I recently requested many publishers such as NYT to share the data they have on me and also ubmitted a deletion request. It took some of them ninety days to be able to get my data together and respond to the request. I think such requests will only continue to increase and will illuminate the gaps around transparency and levity with which user data is being handled today.
While putting a premium on users data may seem like a bane for the businesses at first, this can actually better leverage of the economies of scale by being able to transact with the consumers directly (the real owners of the data) with trust increasing loyalty, brand value and LTV.
What role does crypto play in this world?
The way I see it, blockchains essentially added new capabilities for computers and networks to be able to do two things: first, facilitate trust by providing verifiable guarantees, and second, enable self-organization of network behaviors that can be collectively embedded into the network.
When this is applied to the world of user data, they provide the infrastructure for secure identity, data authenticity, and monetization without centralized gatekeepers. TEE (secure enclaves), decentralized storage or blockchain-based attestation could ensure that personal data wallets aren't controlled by any single entity. Personal AI models (or intermediate representations such as user-embeddings) in the future might store cryptographic proofs of credentials, certifications, or subscriptions on a distributed ledger. Services can verify these proofs without learning more than necessary.
Identity and consumer authenticated AI agents will become the backbone for such experiences.

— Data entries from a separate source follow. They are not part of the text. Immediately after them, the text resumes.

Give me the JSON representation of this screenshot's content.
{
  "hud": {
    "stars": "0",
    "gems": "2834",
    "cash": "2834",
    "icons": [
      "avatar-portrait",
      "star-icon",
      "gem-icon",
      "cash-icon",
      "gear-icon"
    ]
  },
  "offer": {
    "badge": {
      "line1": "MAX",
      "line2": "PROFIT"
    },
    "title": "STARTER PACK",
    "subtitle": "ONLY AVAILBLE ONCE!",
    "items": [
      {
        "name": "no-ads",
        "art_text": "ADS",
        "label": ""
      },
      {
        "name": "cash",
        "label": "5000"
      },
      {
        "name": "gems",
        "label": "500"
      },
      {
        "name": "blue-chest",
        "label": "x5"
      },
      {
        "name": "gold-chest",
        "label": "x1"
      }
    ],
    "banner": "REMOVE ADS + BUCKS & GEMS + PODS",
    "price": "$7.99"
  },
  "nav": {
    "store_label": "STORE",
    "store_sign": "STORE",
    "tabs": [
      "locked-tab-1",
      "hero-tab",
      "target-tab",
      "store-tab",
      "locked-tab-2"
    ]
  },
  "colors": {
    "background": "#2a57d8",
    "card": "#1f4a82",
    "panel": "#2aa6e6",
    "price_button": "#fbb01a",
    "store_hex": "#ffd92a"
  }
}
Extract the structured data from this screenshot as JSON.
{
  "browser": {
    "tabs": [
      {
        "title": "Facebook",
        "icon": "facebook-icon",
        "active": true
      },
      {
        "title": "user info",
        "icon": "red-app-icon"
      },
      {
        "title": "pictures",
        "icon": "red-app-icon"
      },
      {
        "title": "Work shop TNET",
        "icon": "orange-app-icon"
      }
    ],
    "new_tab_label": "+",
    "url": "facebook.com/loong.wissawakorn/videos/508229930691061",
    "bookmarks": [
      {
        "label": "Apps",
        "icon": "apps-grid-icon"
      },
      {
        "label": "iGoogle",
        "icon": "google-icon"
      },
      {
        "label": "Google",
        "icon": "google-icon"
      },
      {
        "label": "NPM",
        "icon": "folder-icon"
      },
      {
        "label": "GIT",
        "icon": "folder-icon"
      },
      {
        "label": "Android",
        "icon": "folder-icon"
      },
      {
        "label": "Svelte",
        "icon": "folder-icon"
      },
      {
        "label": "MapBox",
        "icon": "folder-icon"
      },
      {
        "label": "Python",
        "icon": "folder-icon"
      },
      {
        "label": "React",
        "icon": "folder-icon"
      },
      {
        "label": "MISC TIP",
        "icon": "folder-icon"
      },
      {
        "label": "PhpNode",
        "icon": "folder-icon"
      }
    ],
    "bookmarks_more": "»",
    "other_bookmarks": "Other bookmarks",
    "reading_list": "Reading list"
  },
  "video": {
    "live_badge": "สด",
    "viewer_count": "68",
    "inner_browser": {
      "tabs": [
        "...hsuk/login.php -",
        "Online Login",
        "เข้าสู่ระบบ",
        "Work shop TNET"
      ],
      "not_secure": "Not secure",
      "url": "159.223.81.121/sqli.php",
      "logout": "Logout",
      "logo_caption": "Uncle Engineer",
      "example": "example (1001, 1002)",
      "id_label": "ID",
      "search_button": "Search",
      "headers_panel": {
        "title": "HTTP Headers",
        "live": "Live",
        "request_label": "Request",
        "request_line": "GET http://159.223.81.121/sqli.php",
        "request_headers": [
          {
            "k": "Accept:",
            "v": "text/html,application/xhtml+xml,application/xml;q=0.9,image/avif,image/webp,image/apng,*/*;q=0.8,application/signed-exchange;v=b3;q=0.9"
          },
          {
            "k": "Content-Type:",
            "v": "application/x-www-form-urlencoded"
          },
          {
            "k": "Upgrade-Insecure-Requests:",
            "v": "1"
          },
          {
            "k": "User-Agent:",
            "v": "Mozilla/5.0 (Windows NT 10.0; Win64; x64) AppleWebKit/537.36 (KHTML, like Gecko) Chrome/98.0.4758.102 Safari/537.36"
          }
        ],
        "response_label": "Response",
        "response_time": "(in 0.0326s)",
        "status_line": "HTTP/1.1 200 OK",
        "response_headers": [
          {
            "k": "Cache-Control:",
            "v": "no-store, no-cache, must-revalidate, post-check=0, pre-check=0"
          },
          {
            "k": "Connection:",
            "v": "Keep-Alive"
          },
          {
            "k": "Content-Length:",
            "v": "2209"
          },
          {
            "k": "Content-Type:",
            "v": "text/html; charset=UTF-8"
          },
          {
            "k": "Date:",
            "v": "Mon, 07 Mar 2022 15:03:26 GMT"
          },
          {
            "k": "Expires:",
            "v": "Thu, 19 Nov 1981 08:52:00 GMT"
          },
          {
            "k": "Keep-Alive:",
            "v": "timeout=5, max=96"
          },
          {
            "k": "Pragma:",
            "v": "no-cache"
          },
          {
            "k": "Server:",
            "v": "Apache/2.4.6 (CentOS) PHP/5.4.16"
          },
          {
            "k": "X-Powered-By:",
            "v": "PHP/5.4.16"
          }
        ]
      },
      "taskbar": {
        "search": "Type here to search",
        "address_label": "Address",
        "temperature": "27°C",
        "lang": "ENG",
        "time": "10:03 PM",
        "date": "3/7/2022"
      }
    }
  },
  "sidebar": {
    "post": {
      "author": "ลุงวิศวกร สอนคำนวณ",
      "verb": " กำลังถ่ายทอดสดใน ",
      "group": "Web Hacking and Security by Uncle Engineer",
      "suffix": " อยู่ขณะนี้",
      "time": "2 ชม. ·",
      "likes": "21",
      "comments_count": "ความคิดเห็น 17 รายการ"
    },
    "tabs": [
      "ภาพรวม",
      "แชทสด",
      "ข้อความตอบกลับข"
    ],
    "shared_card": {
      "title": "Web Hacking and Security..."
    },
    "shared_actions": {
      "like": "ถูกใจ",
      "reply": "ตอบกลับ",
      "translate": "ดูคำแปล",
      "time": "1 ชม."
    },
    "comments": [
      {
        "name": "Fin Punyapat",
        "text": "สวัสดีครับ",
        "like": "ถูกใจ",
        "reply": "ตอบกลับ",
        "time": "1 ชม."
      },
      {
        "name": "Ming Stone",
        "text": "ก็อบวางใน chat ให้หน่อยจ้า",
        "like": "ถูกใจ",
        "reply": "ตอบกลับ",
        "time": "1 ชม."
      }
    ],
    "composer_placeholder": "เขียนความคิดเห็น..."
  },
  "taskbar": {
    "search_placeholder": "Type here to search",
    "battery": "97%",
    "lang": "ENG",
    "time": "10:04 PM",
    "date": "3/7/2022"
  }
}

Having made the above points, I believe that this is a smaller fragment of a much more deeper and hairier problem in the trillion dollar personal computing industry, which is already on the cusp of a major revolution.
Everyone operating in the world of interfaces is dreaming of a future where our computing experiences feel as fluid and natural as our thoughts—where the boundary between physical and virtual realities fades, and our tools truly understand who we are, what we need, and why we need it. We imagine interacting through multimodal interfaces—smart glasses, voice assistants, wearable devices—seamlessly blending our digital and physical worlds. In such a world, we wouldn’t be forced to navigate fragmented ecosystems of apps and platforms. Instead, our intentions would lead directly to results.
Today's digital world is fractured not just at the interface level, but at its very foundation. Tech giants like Apple, Google, and Microsoft have built trillion-dollar empires by controlling entire computing ecosystems - from hardware to operating systems to app stores. Each maintains its walled garden, creating artificial boundaries in users' digital lives.
It represents a fundamental disconnect between how humans naturally think and work, and how the world of technology operates. When a user wants to plan a trip, their intention is unified - "plan my vacation." But the digital journey fragments this single intention into dozens of disjointed actions across multiple platforms: researching destinations on Chrome, checking flights on Kayak, reading reviews on TripAdvisor, coordinating dates on Calendar, budgeting in Spreadsheets, and sharing plans via Email or Messages.
Each context switch, each new app opened, each time a user needs to re-explain their intention to a different system - these aren't just inconveniences. They actively dilute the user's original purpose and drain their cognitive energy. The natural flow of human intention is constantly interrupted by the artificial boundaries of our digital tools.
I believe that this CONTEXT of the user KEY to this UNIFICATION of these fragmented pieces in the industry and this has the potential to change how businesses platforms and consumer marketplaces are designed. I have been exploring to solve this problem from various perspectives and currently am crystallizing each of these perspectives into a testable set of hypotheses.